Artis dierenencyclopedie

H. van de Werken (1969)

Gepubliceerd op 01-11-2023

Varkens

betekenis & definitie

Als we over varkens spreken, denken we natuurlijk in de eerste plaats aan onze spekleveranciers, de logge, kortpotige knorbeesten die bij miljoenen en miljoenen over de gehele wereld worden gefokt. In talloze rassen die allemaal afstammen van het uit Europa, grote delen van Azië en noordelijk Afrika stammende wilde zwijn.
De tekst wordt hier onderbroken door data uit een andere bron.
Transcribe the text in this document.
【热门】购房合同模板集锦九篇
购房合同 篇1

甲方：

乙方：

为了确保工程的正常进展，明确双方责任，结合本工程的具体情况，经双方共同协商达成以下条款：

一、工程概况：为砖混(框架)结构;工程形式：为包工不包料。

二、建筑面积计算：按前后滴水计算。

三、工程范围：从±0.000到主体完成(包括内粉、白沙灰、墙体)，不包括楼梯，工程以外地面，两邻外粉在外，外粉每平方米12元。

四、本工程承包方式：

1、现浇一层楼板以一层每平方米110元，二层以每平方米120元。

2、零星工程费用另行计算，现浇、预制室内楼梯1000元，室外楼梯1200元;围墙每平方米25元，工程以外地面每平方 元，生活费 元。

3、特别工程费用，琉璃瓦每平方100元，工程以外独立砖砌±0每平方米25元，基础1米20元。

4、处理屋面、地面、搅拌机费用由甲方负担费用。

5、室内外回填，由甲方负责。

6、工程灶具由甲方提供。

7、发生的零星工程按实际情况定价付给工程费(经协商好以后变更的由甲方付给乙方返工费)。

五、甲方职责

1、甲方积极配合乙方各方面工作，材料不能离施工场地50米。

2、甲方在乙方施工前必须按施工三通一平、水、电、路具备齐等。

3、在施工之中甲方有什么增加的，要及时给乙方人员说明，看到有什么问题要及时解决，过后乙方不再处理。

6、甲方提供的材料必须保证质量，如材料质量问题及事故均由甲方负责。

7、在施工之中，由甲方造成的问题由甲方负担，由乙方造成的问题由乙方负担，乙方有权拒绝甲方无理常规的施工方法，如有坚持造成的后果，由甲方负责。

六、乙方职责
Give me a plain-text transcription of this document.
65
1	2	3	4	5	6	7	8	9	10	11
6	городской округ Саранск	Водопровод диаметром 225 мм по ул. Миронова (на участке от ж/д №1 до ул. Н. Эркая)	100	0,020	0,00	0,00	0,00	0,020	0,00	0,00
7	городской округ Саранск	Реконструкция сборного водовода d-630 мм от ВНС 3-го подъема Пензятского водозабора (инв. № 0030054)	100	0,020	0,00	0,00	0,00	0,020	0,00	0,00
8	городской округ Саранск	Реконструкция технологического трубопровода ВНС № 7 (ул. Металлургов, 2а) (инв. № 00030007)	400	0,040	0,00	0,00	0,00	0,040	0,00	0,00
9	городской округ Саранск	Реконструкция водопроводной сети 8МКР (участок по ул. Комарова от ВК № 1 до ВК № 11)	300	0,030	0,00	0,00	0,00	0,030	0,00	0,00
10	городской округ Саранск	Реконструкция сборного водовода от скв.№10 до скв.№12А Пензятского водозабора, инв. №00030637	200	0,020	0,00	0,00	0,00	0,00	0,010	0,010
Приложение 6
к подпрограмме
De verspreiding van het wilde zwijn, dat we ook van onze Veluwegebieden kennen, is niet tot genoemde werelddelen beperkt gebleven; in Noord- en Zuid-Amerika, Australië en omliggende gebieden is het uitgezet, voornamelijk als jachtbuit. Praktisch overal heeft het zich goed ingeburgerd, want met elk terrein neemt het dier genoegen, met laagland en bergen, moerassen en steppen, bossen en cultuurgebieden – als er maar voldoende water in de buurt is om een modderbad te kunnen nemen. Die aanpassing aan allerlei milieus is wel begrijpelijk want zwijnen zijn letterlijk alleseters, die al wat enigszins eetbaar is tussen het sterke gebit vermalen, elk groen van boven de grond, knollen en wortels van eronder – waarbij dankbaar gebruik wordt gemaakt van de typische wroetneus – voorts dierlijke kost, van eieren en jonge vogels, larven en insekten, tot knaagdieren en vaak dode of stervende grote dieren. Op vele plaatsen in de wereld hebben ze zich met hun gedomesticeerde verwanten vermengd, waardoor ook al weer allerlei afwijkende rassen zijn ontstaan. Huisvarkens sluiten zich heel gemakkelijk bij wilde familieleden aan. Ze raken sneller verwilderd dan welk ander dier ook en gedragen zich dan als echt wilde varkens.

Een in dierentuinen bekend en geliefd ras is het in Vietnam gekweekte hangbuikzwijn, een vreemd dikke en bijna zwarte kolos met een gedrongen mopskopsnuit en een tot op de grond hangende buik. Bepaald elegant ziet een volwassen hangbuik er niet uit; de jongen echter, miniatuurtjes van de ouders, zijn alleraandoenlijkst. Acht tot tien soorten wilde varkens – al naar gelang men ze indeelt – komen er op de wereld voor. Bekende vertegenwoordigers zijn de knobbel- of ►wrattenzwijnen uit Afrika. Heel grappig uitziende dieren zijn de eveneens Afrikaanse penseelzwijnen, vaak lichtbruin tot okerkleurig met lange manen die slordig over hals en kop vallen, lange pluimen aan de oren en een vrij dunne, lange en enigszins ‘gebochelde’ neus, wat ze een heel potsierlijk uiterlijk geeft. Ook zij zijn alleseters met misschien een nog grotere voorkeur voor dierlijk voedsel dan hun verwanten.

Wrattenzwijn wordt ook het wilde varken genoemd uit onder meer het Indonesische gebied. Het heeft aan beide zijden van de zware kop een aantal met lange borstelharen begroeide wratten die soms zeer groot kunnen zijn.

De kleinste van de groep is het dwergzwijn uit het Himalayagebied, een dier van amper een halve meter lang en dertig centimeter hoog; de grootste is het reuzenboszwijn of Meinertzhagen-zwijn naar de man die hem in 1904 in Kenia ontdekte. Een wonder dat deze kolos van tegen de twee meter en een gewicht van zo’n 250 kilo pas zo laat aan de wetenschap bekend werd. Een heel zeldzame en merkwaardige soort is het hertzwijn of babiroessa uit Indonesië, waarbij de bovenste hoektanden door de bovenlip heen naar boven en naar achteren groeien, gesecondeerd door de eveneens lange en ver omhoog stekende hoektanden van de onderkaak, waardoor het lijkt of het dier een viertakkig gewei op de snuit heeft staan.

De plaats van de wilde varkens van de Oude Wereld wordt in Amerika ingenomen door de ►pecari’s of navelzwijnen.